Georgetown officials to make decisions this year on the future of public transportation options

This year Georgetown City Council will re-determine how it wants to provide public transportation.

When GoGEO’s fixed-route bus system was launched in fiscal year 2017, council committed to a three-year service agreement with Georgetown Health and Capital Metro, Director of Public Works Ray Miller said.

He said when budget discussions begin this year, council will need to decide if it wants to continue with the fixed-route system as-is, expand upon the system, get rid of it altogether and offer only a rideshare or other similar program, or any other options.

Prior to GoGEO, the city was serviced by the Capital Area Rural Transportation System, which offers regional transportation for the non-urbanized areas of Bastrop, Blanco, Burnet, Caldwell, Fayette, Hays, Lee, Travis and Williamson counties.

“Once we hit 50,000 people, we were considered urbanized,” Communications Manager Keith Hutchinson said.

When a city adds a fixed-route bus system, federal law requires a complementary handicap service, or paratransit, also be installed, according to Miller. He said this fact must be kept in mind amid discussions of replacing the GoGEO buses with a ride-share program.

“You must have the handicap service, and Lyft vehicles are not handicap-accessible; it has to be through a bus or a van,” he said. “There are some rideshare programs coming out, though, where you can use whatever vehicles you like.”

The city hopes to have a contract with Lyft approved at the end of January, Miller said.

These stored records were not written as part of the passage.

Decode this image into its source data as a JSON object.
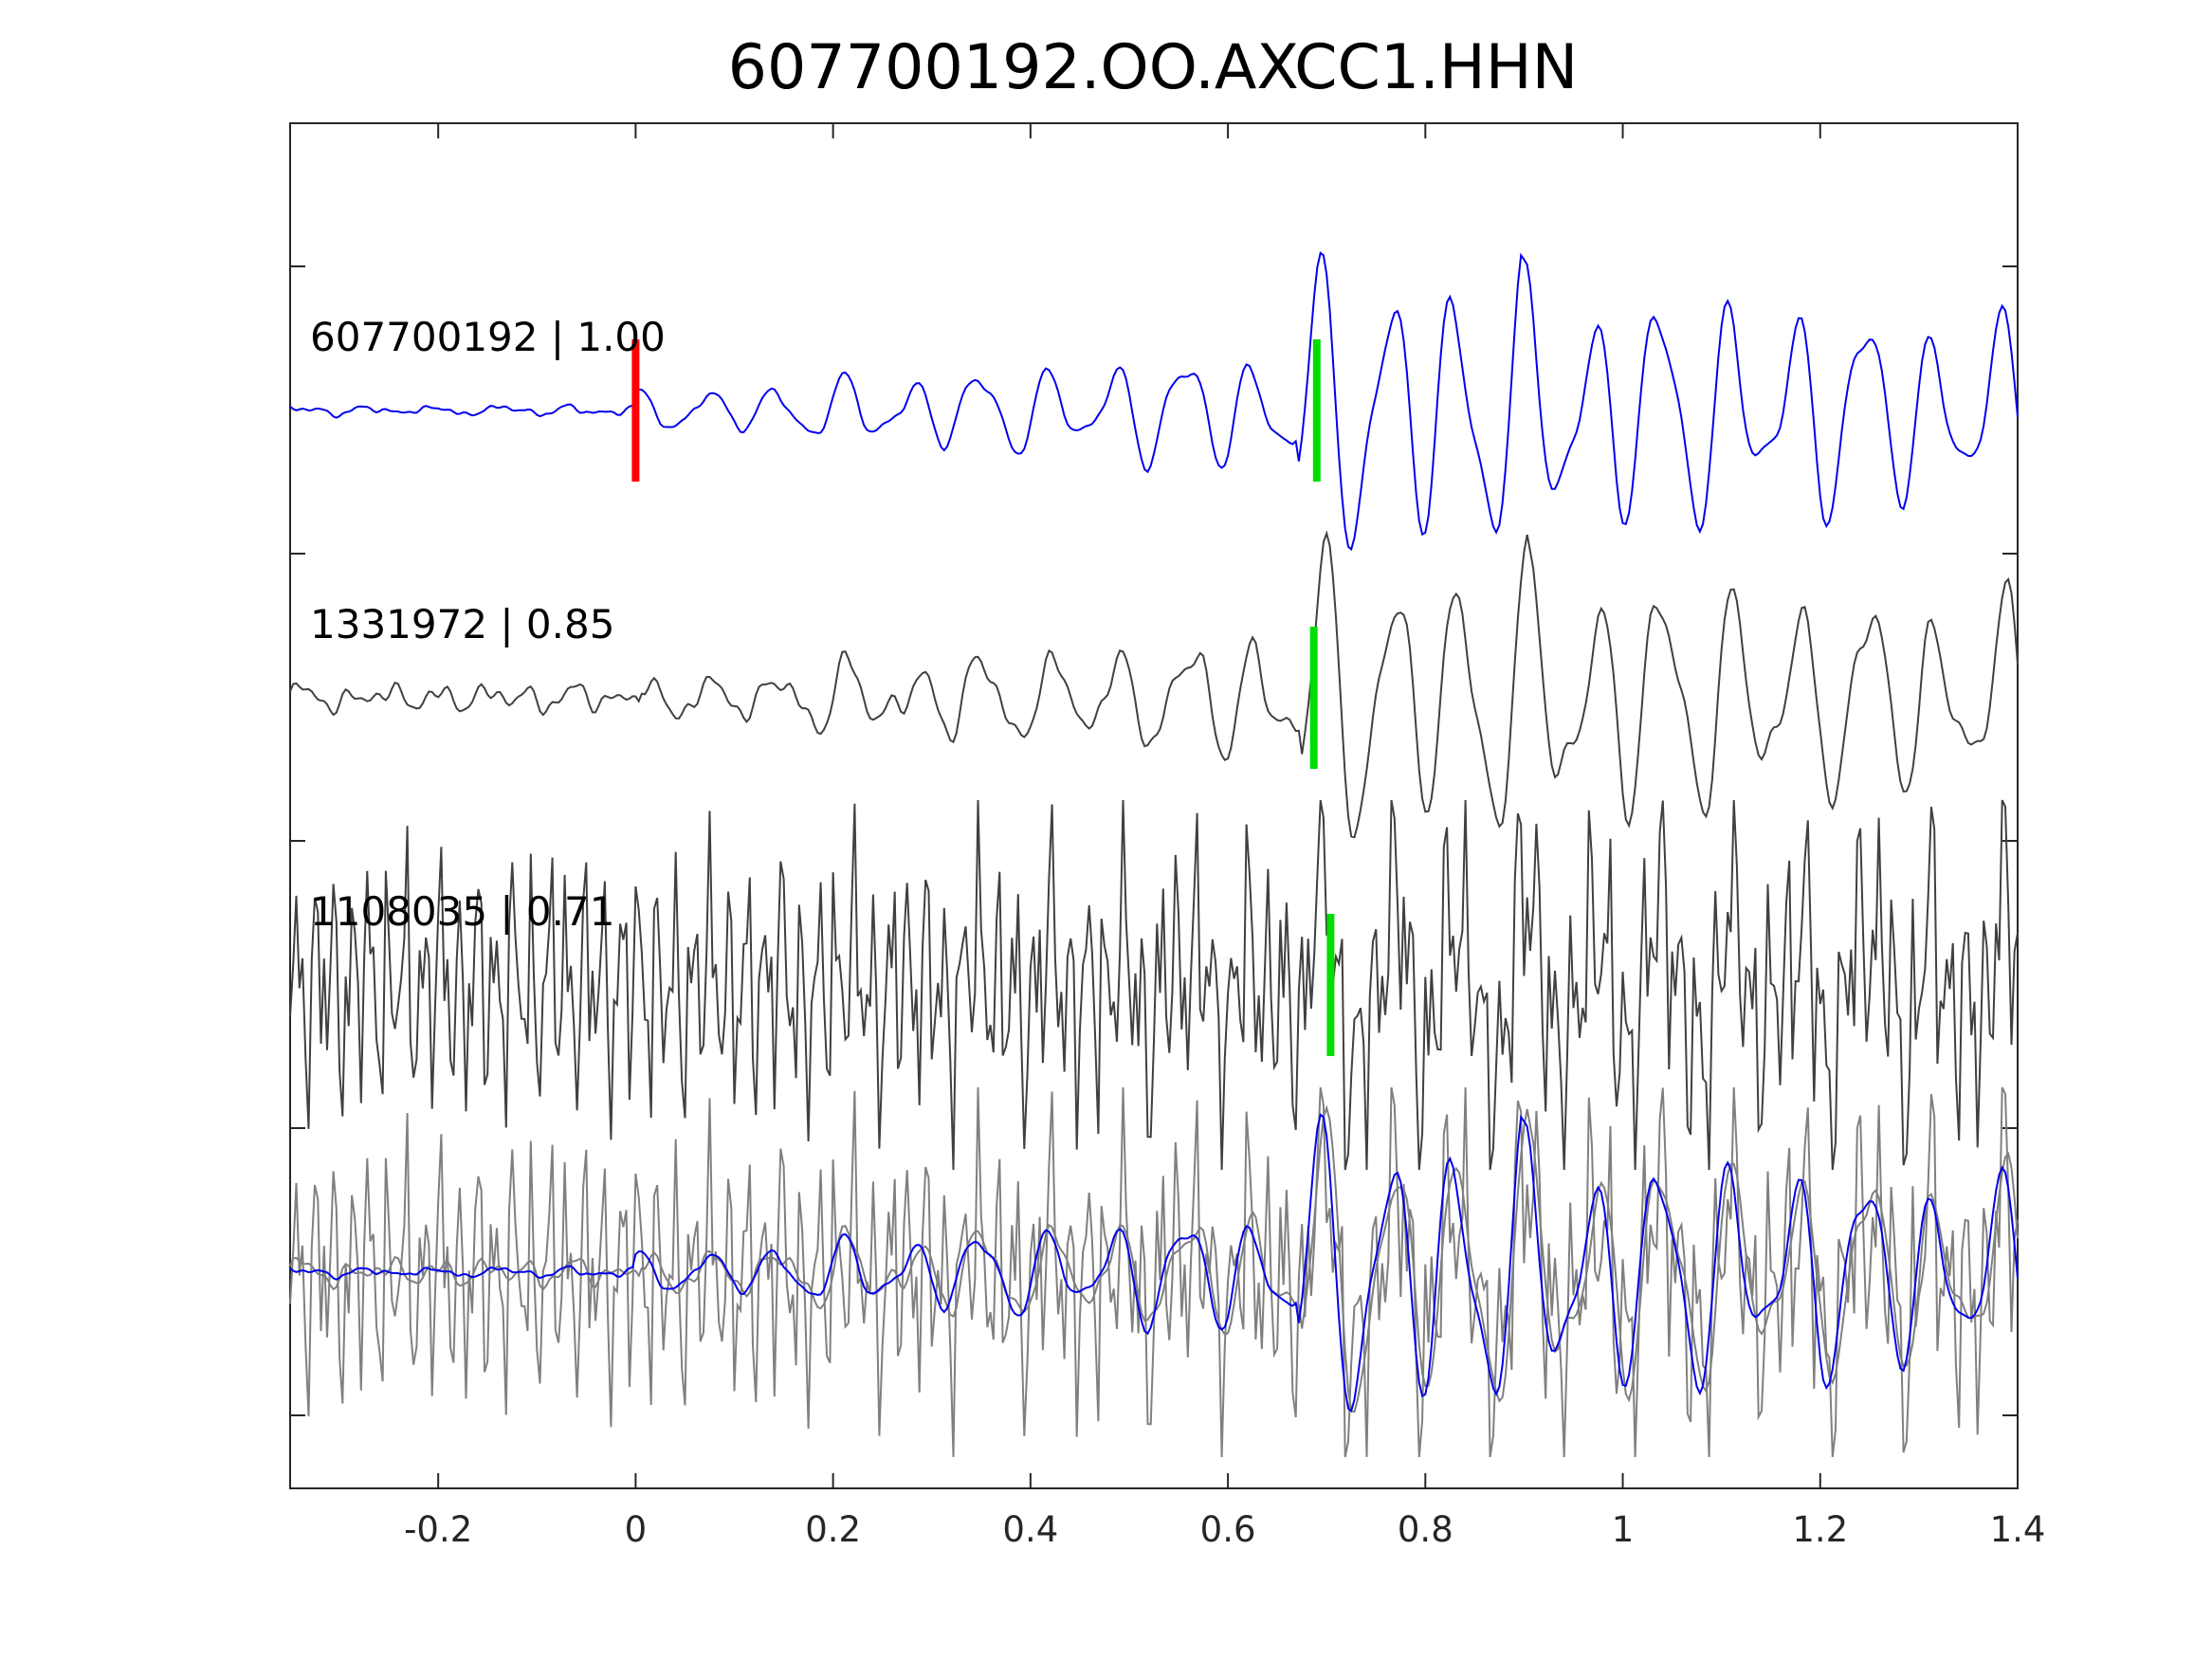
{
  "chart_data": {
    "type": "line",
    "title": "607700192.OO.AXCC1.HHN",
    "xlabel": "",
    "ylabel": "",
    "xlim": [
      -0.35,
      1.4
    ],
    "xticks": [
      -0.2,
      0,
      0.2,
      0.4,
      0.6,
      0.8,
      1,
      1.2,
      1.4
    ],
    "xtick_labels": [
      "-0.2",
      "0",
      "0.2",
      "0.4",
      "0.6",
      "0.8",
      "1",
      "1.2",
      "1.4"
    ],
    "grid": false,
    "legend": "none",
    "panels": [
      {
        "label": "607700192 | 1.00",
        "color": "#0000ee",
        "amp": 1.0,
        "noise": 0.02,
        "noise_freq": 28,
        "lag": 0,
        "pick_red": 0,
        "pick_green": 0.69
      },
      {
        "label": "1331972 | 0.85",
        "color": "#404040",
        "amp": 1.0,
        "noise": 0.09,
        "noise_freq": 22,
        "lag": 0.004,
        "pick_green": 0.687
      },
      {
        "label": "1108035 | 0.71",
        "color": "#404040",
        "amp": 0.8,
        "noise": 0.9,
        "noise_freq": 55,
        "lag": 0.002,
        "pick_green": 0.704
      }
    ],
    "overlay": {
      "series_colors": [
        "#0000ee",
        "#808080",
        "#808080"
      ]
    },
    "signal_model": {
      "onset": 0,
      "main_arrival": 0.69,
      "pre_event_amplitude": 0.03,
      "coda_amplitude": 0.45,
      "main_amplitude": 1.0,
      "dominant_frequency": 14.5
    }
  }
}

The new Lyft program will be available to all Georgetown residents; however, those living in census tracts designated medium- to low-income will receive promo codes for rides.

“But not everybody can use Lyft,” Miller said regarding the program possibly replacing the fixed-route bus system. “Some folks might not have the ability to get a credit card or have a smartphone.”

“We’ve talked to people who really rely on GoGEO to get around,” Hutchinson added. “Either because they choose not to use a car or because they have a disability, we talked to one person with vision issues and one in a wheelchair [for example].”

When the fixed-route bus system was installed, council established performance measures to track success, Miller set. Council set an annual ridership measure of 40,000. Last fiscal year saw just under 22,000 rides, according to Miller.

“It’s still a fairly young system trying to gain momentum,” he said. “We get comments about it not being spread out more, such as going farther down Williams or University drives, and folks say they have to walk too far to get to a stop.”

Miller said more stops and added routes is an option, but expanding operations would mean increasing funding.

“If we expand the system the cost is going to go up,” he said. “We’ll see what council would like to do.”

Meanwhile, the city will continue to promote GoGEO.
“We’re sending a mailer to people living within 900 feet of a GoGEO stop that includes a pass for a free ride,” Hutchinson said. “We hope once people use the bus, they’ll want to use it more.”